プロジェクトの目的|環境省 環境研究総合推進費 希少植物・絶滅危惧植物の持続可能な域外保全ネットワークの構築(旧資料)

 収集個体の中には廃屋の庭に残されていた成木から別居家族に連絡して挿し穂を採らせてもらったとか、管理者が高齢になって処分寸前の盆栽を探し出したとか、山採り業者が病気引退したあと地植え放任されて藪に埋もれていた木を見つけたとか、少し遅ければ完全消滅していた個体が数多くあった模様。「個人所有の絶滅危惧植物が消滅する分岐点にあることを強く認識した」と報告されている。(下記リンク文献より引用)

「希少植物・絶滅危惧植物の持続可能な域外保全ネットワークの構築」(改定資料)

https://www.erca.go.jp/suishinhi/seika/pdf/seika_1_h29/4-1403_2.pdf

・・でまあ、本種に関しては望みうる最善の形で保全が間に合ったが、これはアマミアセビが「素人が庭に植えて放任栽培しても長く生き続ける、収集後の管理を植物園のバイトに丸投げしても問題ない丈夫な植物」であったから実現できた話である。

 上記リンクにあるチチブイワザクラの場合は栽培増殖にある程度の技術や知識を要するため、増殖プロジェクトが遅々として進んでいない。殖やすだけなら山野草生産業者に委託すれば良いのだろうが、殖やしてもデリケートな苗を引き継いで育てられる人がほとんどいないのである。(ちなみに遺伝子解析してみたら、栽培場でよく育つ系統と、野外に植え戻した時に枯れずに育つ系統はまったく別だったという記述がたいへん興味深い)

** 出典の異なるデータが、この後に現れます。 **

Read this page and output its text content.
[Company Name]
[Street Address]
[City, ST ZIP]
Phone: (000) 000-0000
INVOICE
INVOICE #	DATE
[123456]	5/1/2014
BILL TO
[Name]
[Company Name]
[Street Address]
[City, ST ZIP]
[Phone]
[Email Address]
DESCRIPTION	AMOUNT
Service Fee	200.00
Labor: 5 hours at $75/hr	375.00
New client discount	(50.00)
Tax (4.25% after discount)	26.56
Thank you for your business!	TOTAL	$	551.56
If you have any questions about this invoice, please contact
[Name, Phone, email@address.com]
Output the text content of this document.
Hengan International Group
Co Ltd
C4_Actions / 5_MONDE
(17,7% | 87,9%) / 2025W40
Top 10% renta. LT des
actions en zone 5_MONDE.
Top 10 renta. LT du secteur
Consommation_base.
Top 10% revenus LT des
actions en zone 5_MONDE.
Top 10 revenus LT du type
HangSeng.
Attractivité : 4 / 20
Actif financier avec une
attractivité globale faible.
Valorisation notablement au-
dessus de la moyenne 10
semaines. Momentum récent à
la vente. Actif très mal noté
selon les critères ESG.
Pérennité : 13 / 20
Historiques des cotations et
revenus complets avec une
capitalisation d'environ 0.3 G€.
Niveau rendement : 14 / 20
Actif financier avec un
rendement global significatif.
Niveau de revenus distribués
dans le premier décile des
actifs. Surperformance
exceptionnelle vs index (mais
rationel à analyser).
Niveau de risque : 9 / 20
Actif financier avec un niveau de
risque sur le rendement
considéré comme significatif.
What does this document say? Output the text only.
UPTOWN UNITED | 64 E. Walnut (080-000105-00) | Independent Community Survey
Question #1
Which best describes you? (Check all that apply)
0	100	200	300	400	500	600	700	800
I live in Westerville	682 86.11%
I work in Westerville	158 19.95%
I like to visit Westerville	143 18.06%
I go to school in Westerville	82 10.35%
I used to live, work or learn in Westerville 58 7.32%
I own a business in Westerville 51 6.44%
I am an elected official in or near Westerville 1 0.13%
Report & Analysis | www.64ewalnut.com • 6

 で、当ブログが主要ネタにしている地生蘭の場合、プロの生産業者であっても実用レベルで増殖技術を確立できている種類はごく一部しかない。シラン、エビネやクマガイソウ、沖縄でのカクチョウラン栽培や北国におけるアツモリソウなどの例外的事例を除けば庭植え放任は難しい。鉢植えにして育ててもベテラン栽培者が世話できなくなったら3日で栽培崩壊するようなクソ面倒な種類ばかりで、野生個体が消滅分岐点にあっても生育域外保全のハードルは高い。

「植物園で原種ウチョウランの収集保全をしましょう!」などと言われても「誰が世話するんだよ、枯らしたら責任問題になるんだぞ」で終了である。技官に払う金を削って造園屋に管理を外注している施設に、何ができるというのだ?

 というか、そんな手間のかかる植物を保全するマンパワーがあるなら、ただ珍しいだけで栽培自体は超簡単な植物を何種類も保全したほうが業績になる。管理人が「仕事でやるなら」地生蘭には絶対に関わらない。内容評価するのは植物にも栽培技術にも興味の無い人たちであって、何を育てても書面に書いてある経費と栽培数しか見てもらえないからである。

 現状では「じゃあ育てられないランは種子の超低温保存でもしておきますか?」みたいな方向で検討が進んでいるようだが、「誰も親株を維持できないので遠い未来に復活を託します」と言われてもそこに希望があるのか無いのかよく判らない。まあ、いずれにしても今の日本では現実的に見てそれが限界のようである。